Michael Thomas Nowak and Gregg Francis Smith object to the US authorities’ motion for a complete stay of the CFTC action against them.

About a week after the Department of Justice (DOJ) and the Commodity Futures Trading Commission (CFTC) filed a set of documents with the Illinois Northern District Court arguing in favor of a complete stay of the CFTC action against Michael Thomas Nowak and Gregg Francis Smith, the traders have objected to the authorities’ arguments.

Let’s recall that the CFTC charges the defendants with spoofing, engaging in a manipulative and deceptive scheme, and attempting to manipulate prices in the precious metals futures markets while employed at a major US bank.
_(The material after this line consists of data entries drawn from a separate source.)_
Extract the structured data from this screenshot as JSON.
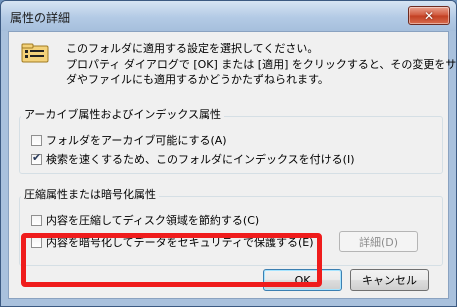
{
  "window": {
    "title": "属性の詳細"
  },
  "description": {
    "line1": "このフォルダに適用する設定を選択してください。",
    "line2": "プロパティ ダイアログで [OK] または [適用] をクリックすると、その変更をサブフォル",
    "line3": "ダやファイルにも適用するかどうかたずねられます。"
  },
  "archive_group": {
    "label": "アーカイブ属性およびインデックス属性",
    "checkboxes": [
      {
        "label": "フォルダをアーカイブ可能にする(A)",
        "checked": false
      },
      {
        "label": "検索を速くするため、このフォルダにインデックスを付ける(I)",
        "checked": true
      }
    ]
  },
  "compress_group": {
    "label": "圧縮属性または暗号化属性",
    "checkboxes": [
      {
        "label": "内容を圧縮してディスク領域を節約する(C)",
        "checked": false
      },
      {
        "label": "内容を暗号化してデータをセキュリティで保護する(E)",
        "checked": false
      }
    ],
    "details_label": "詳細(D)"
  },
  "buttons": {
    "ok": "OK",
    "cancel": "キャンセル"
  },
  "icons": {
    "close": "close-icon",
    "info": "folder-properties-icon",
    "check": "check-icon"
  },
  "colors": {
    "highlight": "#ef1c1c",
    "close_button": "#c94a2f"
  }
}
On December 13, 2019, the CFTC and the DOJ once again made clear their stance that the civil case should be stayed pending the outcome of the criminal proceedings.
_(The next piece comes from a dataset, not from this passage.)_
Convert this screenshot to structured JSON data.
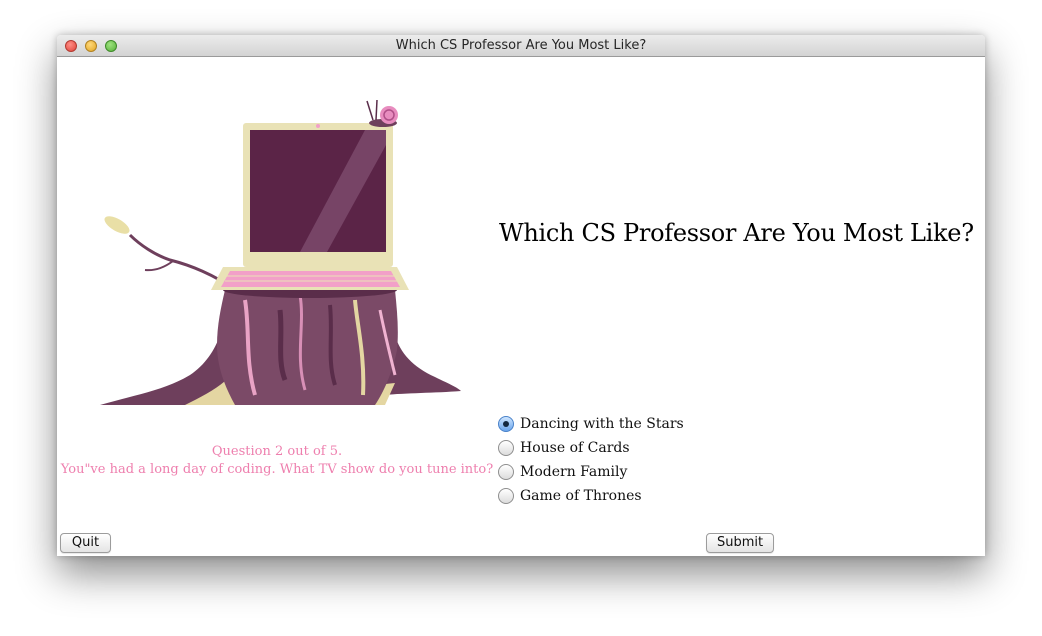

On December 20, 2019, the defendants filed their response to the CFTC and the DOJ. Nowak argues that the stay of the civil case should not be complete and that instead it should be partial, and discovery should be allowed to proceed.
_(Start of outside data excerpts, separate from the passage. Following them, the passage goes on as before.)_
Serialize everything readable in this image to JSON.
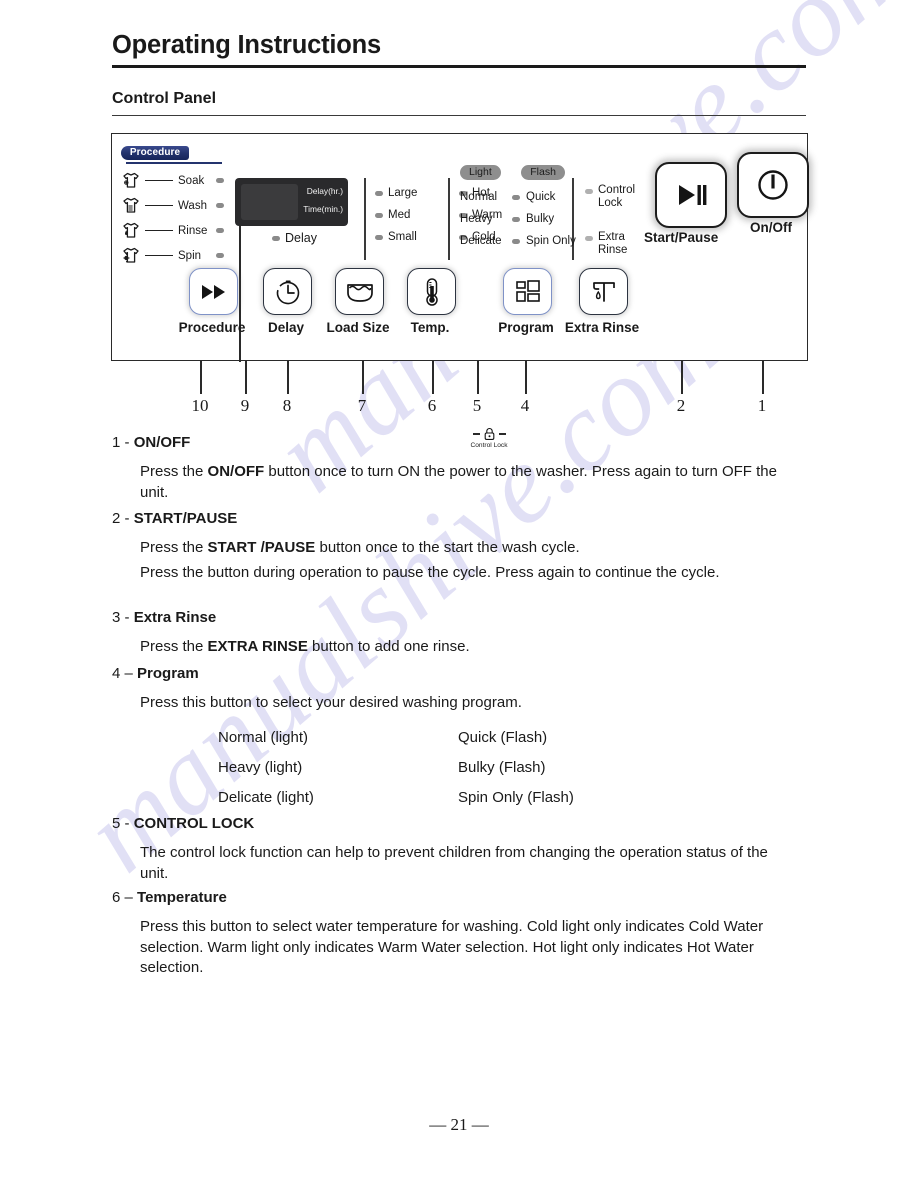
{
  "document": {
    "title": "Operating Instructions",
    "section_title": "Control Panel",
    "page_number": "— 21 —",
    "watermark": "manualshive.com"
  },
  "control_panel": {
    "procedure": {
      "tag_label": "Procedure",
      "steps": [
        {
          "label": "Soak",
          "icon": "garment-soak-icon"
        },
        {
          "label": "Wash",
          "icon": "garment-wash-icon"
        },
        {
          "label": "Rinse",
          "icon": "garment-rinse-icon"
        },
        {
          "label": "Spin",
          "icon": "garment-spin-icon"
        }
      ]
    },
    "display": {
      "delay_hr_label": "Delay(hr.)",
      "time_min_label": "Time(min.)",
      "delay_led_label": "Delay"
    },
    "load_size": {
      "options": [
        "Large",
        "Med",
        "Small"
      ]
    },
    "temperature": {
      "options": [
        "Hot",
        "Warm",
        "Cold"
      ]
    },
    "program": {
      "light_pill": "Light",
      "flash_pill": "Flash",
      "rows": [
        {
          "light": "Normal",
          "flash": "Quick"
        },
        {
          "light": "Heavy",
          "flash": "Bulky"
        },
        {
          "light": "Delicate",
          "flash": "Spin Only"
        }
      ]
    },
    "status_leds": [
      {
        "line1": "Control",
        "line2": "Lock"
      },
      {
        "line1": "Extra",
        "line2": "Rinse"
      }
    ],
    "big_buttons": [
      {
        "name": "start-pause",
        "label": "Start/Pause",
        "icon": "play-pause-icon"
      },
      {
        "name": "on-off",
        "label": "On/Off",
        "icon": "power-icon"
      }
    ],
    "control_lock_mini": {
      "label": "Control Lock",
      "icon": "padlock-icon"
    },
    "buttons": [
      {
        "name": "procedure",
        "label": "Procedure",
        "icon": "fast-forward-icon",
        "accent": true
      },
      {
        "name": "delay",
        "label": "Delay",
        "icon": "clock-timer-icon",
        "accent": false
      },
      {
        "name": "load-size",
        "label": "Load Size",
        "icon": "water-basin-icon",
        "accent": false
      },
      {
        "name": "temp",
        "label": "Temp.",
        "icon": "thermometer-icon",
        "accent": false
      },
      {
        "name": "program",
        "label": "Program",
        "icon": "squares-grid-icon",
        "accent": true
      },
      {
        "name": "extra-rinse",
        "label": "Extra Rinse",
        "icon": "faucet-drop-icon",
        "accent": false
      }
    ],
    "callout_numbers": [
      "10",
      "9",
      "8",
      "7",
      "6",
      "5",
      "4",
      "2",
      "1"
    ]
  },
  "sections": [
    {
      "number": "1",
      "dash": "-",
      "name": "ON/OFF",
      "body_html": "Press the <b>ON/OFF</b> button once to turn ON the power to the washer. Press again to turn OFF the unit."
    },
    {
      "number": "2",
      "dash": "-",
      "name": "START/PAUSE",
      "body_html": "Press the <b>START /PAUSE</b> button once to the start the wash cycle.",
      "body_html_2": "Press the button during operation to pause the cycle. Press again to continue the cycle."
    },
    {
      "number": "3",
      "dash": "-",
      "name": "Extra Rinse",
      "body_html": "Press the <b>EXTRA RINSE</b> button to add one rinse."
    },
    {
      "number": "4",
      "dash": "–",
      "name": "Program",
      "body_html": "Press this button to select your desired washing program.",
      "program_table": [
        {
          "light": "Normal (light)",
          "flash": "Quick (Flash)"
        },
        {
          "light": "Heavy (light)",
          "flash": "Bulky (Flash)"
        },
        {
          "light": "Delicate (light)",
          "flash": "Spin Only (Flash)"
        }
      ]
    },
    {
      "number": "5",
      "dash": "-",
      "name": "CONTROL LOCK",
      "body_html": "The control lock function can help to prevent children from changing the operation status of the unit."
    },
    {
      "number": "6",
      "dash": "–",
      "name": "Temperature",
      "body_html": "Press this button to select water temperature for washing. Cold light only indicates Cold Water selection. Warm light only indicates Warm Water selection. Hot light only indicates Hot Water selection."
    }
  ]
}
According to Nowak, contrary to the CFTC’s assertions, his request for a stay that protects him from taking actions that might implicate his Fifth Amendment rights, such as responding to pleadings, answering interrogatories, or being deposed, in no way “belies” his assertion that he seeks to resolve this matter as expeditiously as is practicable.

Nowak argues that the defendants have a strong interest in expeditiously resolving serious civil charges brought against them by government agencies.

The trader notes that waiting to begin document discovery until the conclusion of the criminal case will significantly delay the resolution of this matter, particularly because document discovery is likely to be extensive. Commencing document discovery now will avoid undue delay, Nowak says.

In addition, Nowak argues that the CFTC has conducted a lengthy and extensive investigation and presumably obtained extensive evidence, none of which it has shared with the defendants. In that context, a proposal that both sides be permitted to engage in document discovery cannot reasonably be characterized as an attempt to gain a “tactical advantage,” he says.

The defendants urge the Court to reject the CFTC’s arguments and deny the DOJ’s motion for a complete stay of the action.

According to the CFTC complaint, from at least 2008 and continuing through at least 2015, Nowak and Smith repeatedly engaged in manipulative or deceptive acts and practices by spoofing (bidding or offering with the intent to cancel the bid or offer before execution) while placing orders for and trading precious metals futures contracts on CME Group Inc.’s exchanges. The defendants are alleged to have placed thousands of orders with the intention to cancel them in order to send false signals of increased buying or selling interest designed to trick market participants into executing the orders the defendants wanted filled. The complaint also alleges that Nowak and Smith engaged in spoofing with the intent to manipulate market prices and create artificial prices, and thereby enable their orders to be filled sooner, at a better price, or in larger quantities than they otherwise would.

In its action against Nowak and Smith, the CFTC seeks, among other things, civil monetary penalties, disgorgement, restitution, trading bans, and a permanent injunction against future violations of the federal commodities laws.